1. Audit your bank. The silver lining of the debit fee debacle is that it made many of us more aware of the fees our banks charge us and of what we’re getting in return. Start the new year by tallying up the fees you’re being charged for things like monthly account maintenance, overdraft protection transfers and out-of-network ATM use. How much are you paying each month? And what perks are you getting in return? Maybe you don’t need a branch in every mid-sized city. Maybe you love the high-tech bells and whistles like being able to deposit a check by taking a picture of it. Only you can make that determination. But if the math doesn’t add up, consider another institution.
2. Use cash when you can. If there was one thing we learned in 2011, it was just how expensive it is for small merchants to process debit card transactions because of interchange fees. Although the Federal Reserve set a cap on these fees last year, loopholes in the legislation mean that mom-and-pop businesses still get socked with hefty fees. So, maybe 2012 can be the year you pledge not to use a debit card for a cup of coffee. Maybe you want to take it a little further and go cash-only for stuff that costs less than, say, $5. You’ll help yourself, as well; many studies find that when people use cash, they spend less than they do when paying with plastic.
3. Set up text alerts. Many banks and credit unions will, at your request, send you an automated text message whenever your balance drops below an amount you select. Not only will it keep you from getting dinged with an insufficient funds fee, it can alert you if your account information has been compromised. If a criminal gets his or her hands on your account information and decides to take it on a shopping spree, you’ll be able to put a stop to it before they empty your account. Some financial institutions also let you receive alerts if transactions above a certain dollar amount are made; security experts say this is also a valuable tool to thwart unauthorized purchases.
4. Think of a better PIN. It’s your birth date, isn’t it? Or your dog’s name? Or maybe you’re lazy and you just key in “123456” or “password” when you use your debit card. Stop it. You might as well print your password in permanent marker on the back of the card. Study after study of PINs and passwords show that an alarming number of us have easily guessable ones. Forbes.com has two lists of the most popular — that is, the least secure — passwords of 2011. If you see your PIN on either list, change it now. Even if you don’t, your security code is probably a lot more vulnerable than you think. Sophisticated criminals now coordinate their account number-gathering with infiltrating social networks like Facebook — which means they already know your dog’s name and your birthday.

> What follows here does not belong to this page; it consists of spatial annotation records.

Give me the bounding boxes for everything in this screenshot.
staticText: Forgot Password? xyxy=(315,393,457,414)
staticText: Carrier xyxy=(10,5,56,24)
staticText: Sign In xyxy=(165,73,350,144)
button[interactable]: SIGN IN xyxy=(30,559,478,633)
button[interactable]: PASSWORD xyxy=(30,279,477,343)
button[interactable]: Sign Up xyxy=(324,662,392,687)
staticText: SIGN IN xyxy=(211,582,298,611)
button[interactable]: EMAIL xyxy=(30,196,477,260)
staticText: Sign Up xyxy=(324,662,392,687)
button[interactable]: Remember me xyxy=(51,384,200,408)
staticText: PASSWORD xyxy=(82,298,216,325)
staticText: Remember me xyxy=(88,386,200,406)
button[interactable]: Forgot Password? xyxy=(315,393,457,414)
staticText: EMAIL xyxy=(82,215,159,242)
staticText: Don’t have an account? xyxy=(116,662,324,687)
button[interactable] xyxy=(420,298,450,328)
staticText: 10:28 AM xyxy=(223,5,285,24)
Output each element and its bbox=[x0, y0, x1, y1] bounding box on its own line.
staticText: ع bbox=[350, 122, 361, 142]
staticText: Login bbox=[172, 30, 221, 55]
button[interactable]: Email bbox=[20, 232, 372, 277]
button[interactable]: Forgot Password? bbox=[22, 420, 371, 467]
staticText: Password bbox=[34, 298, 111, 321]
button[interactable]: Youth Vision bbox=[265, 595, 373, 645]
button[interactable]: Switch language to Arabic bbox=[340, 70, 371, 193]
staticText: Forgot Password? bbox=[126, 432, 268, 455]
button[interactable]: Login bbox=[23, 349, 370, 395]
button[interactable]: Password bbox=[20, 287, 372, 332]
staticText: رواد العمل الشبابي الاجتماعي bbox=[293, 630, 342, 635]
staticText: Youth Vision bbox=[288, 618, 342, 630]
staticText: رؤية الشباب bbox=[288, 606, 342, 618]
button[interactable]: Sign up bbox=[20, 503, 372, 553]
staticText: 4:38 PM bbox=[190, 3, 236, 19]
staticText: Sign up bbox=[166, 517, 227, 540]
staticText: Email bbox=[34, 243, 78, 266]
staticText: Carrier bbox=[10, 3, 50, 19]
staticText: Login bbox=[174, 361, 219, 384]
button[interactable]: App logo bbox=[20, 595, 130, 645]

5. Make saving automatic. Building up an emergency fund or saving for a big purchase is easier if you don’t have to think about it. Set up an automatic transfer from your checking account to a linked savings account each month. If you get a paycheck via direct deposit, see if the system lets you send money to two different accounts (many do). Arrange to have a portion of each paycheck deposited into a separate savings account. If you think you’ll be tempted to dip into your cash stash for everyday expenses, open that savings account at a separate institution to boost the “out of sight, out of mind” factor.